I am often asked what is the difference between ‘values’ and ‘beliefs’ within the career coaching realm. Put simply it is this: your values, and you may only have two or three of them, are the threads that run core to your life and your personhood. Your values may morph a little over time, but rarely do they change completely in a life-time.
Beliefs, by contrast, are more of an outer layer of our being. These are the ideas and comprehensions we have collected from the day we entered this world. They influence how we perceive the world and our role within it. These notions and ideas are usually gathered from the outside world. Then come from our family of origin, school, society, our peers, our culture, our work environments, our political and religious communities…. et al. 
What is nice about these beliefs is that because they are generated externally, once we have a awareness of what they are, we get to choose whether we keep them or not. These beliefs will all have risen for good reason. They will all have served us well at some point in our lives. Some of them however will have become redundant as we grown older, wiser, and changed the contexts we live or work within. These beliefs that no longer work for us can actually hold us back. These are the limiting beliefs that can sabotage our success in the present, and prevent us progressing forwards.
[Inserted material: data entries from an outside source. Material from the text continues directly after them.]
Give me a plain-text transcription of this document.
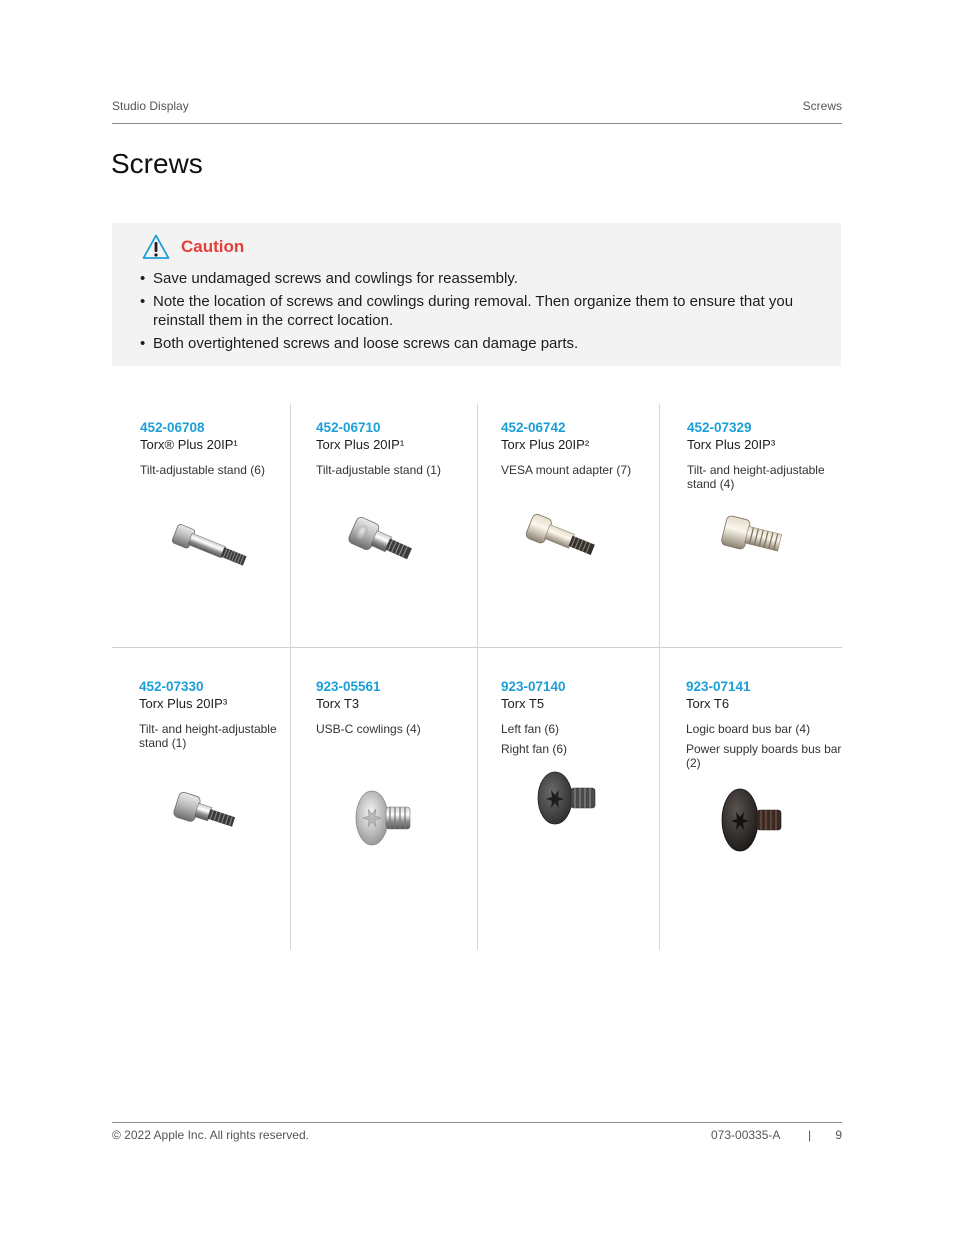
Studio Display	Screws
Screws
Caution
• Save undamaged screws and cowlings for reassembly.
• Note the location of screws and cowlings during removal. Then organize them to ensure that you reinstall them in the correct location.
• Both overtightened screws and loose screws can damage parts.
452-06708
Torx® Plus 20IP¹
Tilt-adjustable stand (6)
452-06710
Torx Plus 20IP¹
Tilt-adjustable stand (1)
452-06742
Torx Plus 20IP²
VESA mount adapter (7)
452-07329
Torx Plus 20IP³
Tilt- and height-adjustable stand (4)
452-07330
Torx Plus 20IP³
Tilt- and height-adjustable stand (1)
923-05561
Torx T3
USB-C cowlings (4)
923-07140
Torx T5
Left fan (6)
Right fan (6)
923-07141
Torx T6
Logic board bus bar (4)
Power supply boards bus bar (2)
© 2022 Apple Inc. All rights reserved.	073-00335-A | 9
The good news is that when we have identified this kind of closed loop in our brain, we can, with a little practice and rigour, substitute each with a thought that serves us well. Our brains have the capacity for us to reroute our neural pathways….. 
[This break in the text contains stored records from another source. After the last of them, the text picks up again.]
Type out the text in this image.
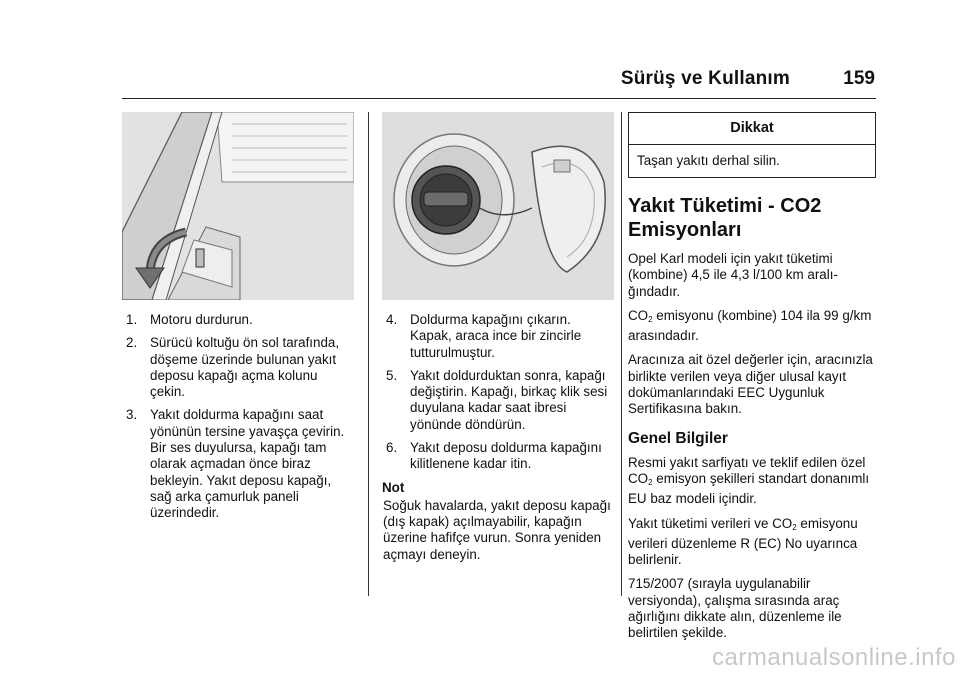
Sürüş ve Kullanım	159
1. Motoru durdurun.
2. Sürücü koltuğu ön sol tarafında, döşeme üzerinde bulunan yakıt deposu kapağı açma kolunu çekin.
3. Yakıt doldurma kapağını saat yönünün tersine yavaşça çevirin. Bir ses duyulursa, kapağı tam olarak açmadan önce biraz bekleyin. Yakıt deposu kapağı, sağ arka çamurluk paneli üzerindedir.
4. Doldurma kapağını çıkarın. Kapak, araca ince bir zincirle tutturulmuştur.
5. Yakıt doldurduktan sonra, kapağı değiştirin. Kapağı, birkaç klik sesi duyulana kadar saat ibresi yönünde döndürün.
6. Yakıt deposu doldurma kapağını kilitlenene kadar itin.
Not

Soğuk havalarda, yakıt deposu kapağı (dış kapak) açılmayabilir, kapağın üzerine hafifçe vurun. Sonra yeniden açmayı deneyin.

Dikkat
Taşan yakıtı derhal silin.
Yakıt Tüketimi - CO2 Emisyonları

Opel Karl modeli için yakıt tüketimi (kombine) 4,5 ile 4,3 l/100 km aralı-ğındadır.

$CO_2$ emisyonu (kombine) 104 ila 99 g/km arasındadır.

Aracınıza ait özel değerler için, aracınızla birlikte verilen veya diğer ulusal kayıt dokümanlarındaki EEC Uygunluk Sertifikasına bakın.

Genel Bilgiler

Resmi yakıt sarfiyatı ve teklif edilen özel $CO_2$ emisyon şekilleri standart donanımlı EU baz modeli içindir.

Yakıt tüketimi verileri ve $CO_2$ emisyonu verileri düzenleme R (EC) No uyarınca belirlenir.

715/2007 (sırayla uygulanabilir versiyonda), çalışma sırasında araç ağırlığını dikkate alın, düzenleme ile belirtilen şekilde.

carmanualsonline.info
So reading what I have just written it would seem that perhaps our beliefs might be more amenable to live with than our core values, which are more stable.
The true benefit of our core values is that because they are static and central to our being, they can begin to serve as fixed points on our moral? Ethical? compass. These values, once identified, can really help us to make clear decisions.
If we are about to buy a house, accept a new role, go for promotion, move to a new organisation or even country, it is worth measuring the decision against these values. if they line up then you know it has a good possibility of success. Literally, by asking yourself if this decision you are taking honours your core values, you can illuminate your own pathway forward. 
My core values have emerged as ‘justice’, ‘equality’ and ‘joy’. I am conscious that it might appear that ‘joy’ is an odd one within the context of career coaching …. how might this role honour that value? Well it’s as simple as this. I believe that if we are to spend at least 8 hours a day, that’s a third of our lives, in work, then we may as well choose to do something that gives us joy. And you know what I see over and over? Firstly that it really is possible to have joy in our work. Secondly that providing joy for others through our work is immensely fulfilling. Thirdly I see that the more joy we gain from work the better we perform and the better we feel. The better we feel and the better we perform, the beret we are paid. Thus begins the upward Spiral…….
So whilst working in HR did not give me joy, and I got out, working with coachees in order to help them find their own version of joy in their careers is almost unequivocally joyous for me. This is a symbiotic process where both client and coach are nourished in our work together. What could be better then enabling another human to identify their core values in order that they can make clear, informed, autonomous decisions about their own processional lives? This is Value-filled and joyous work.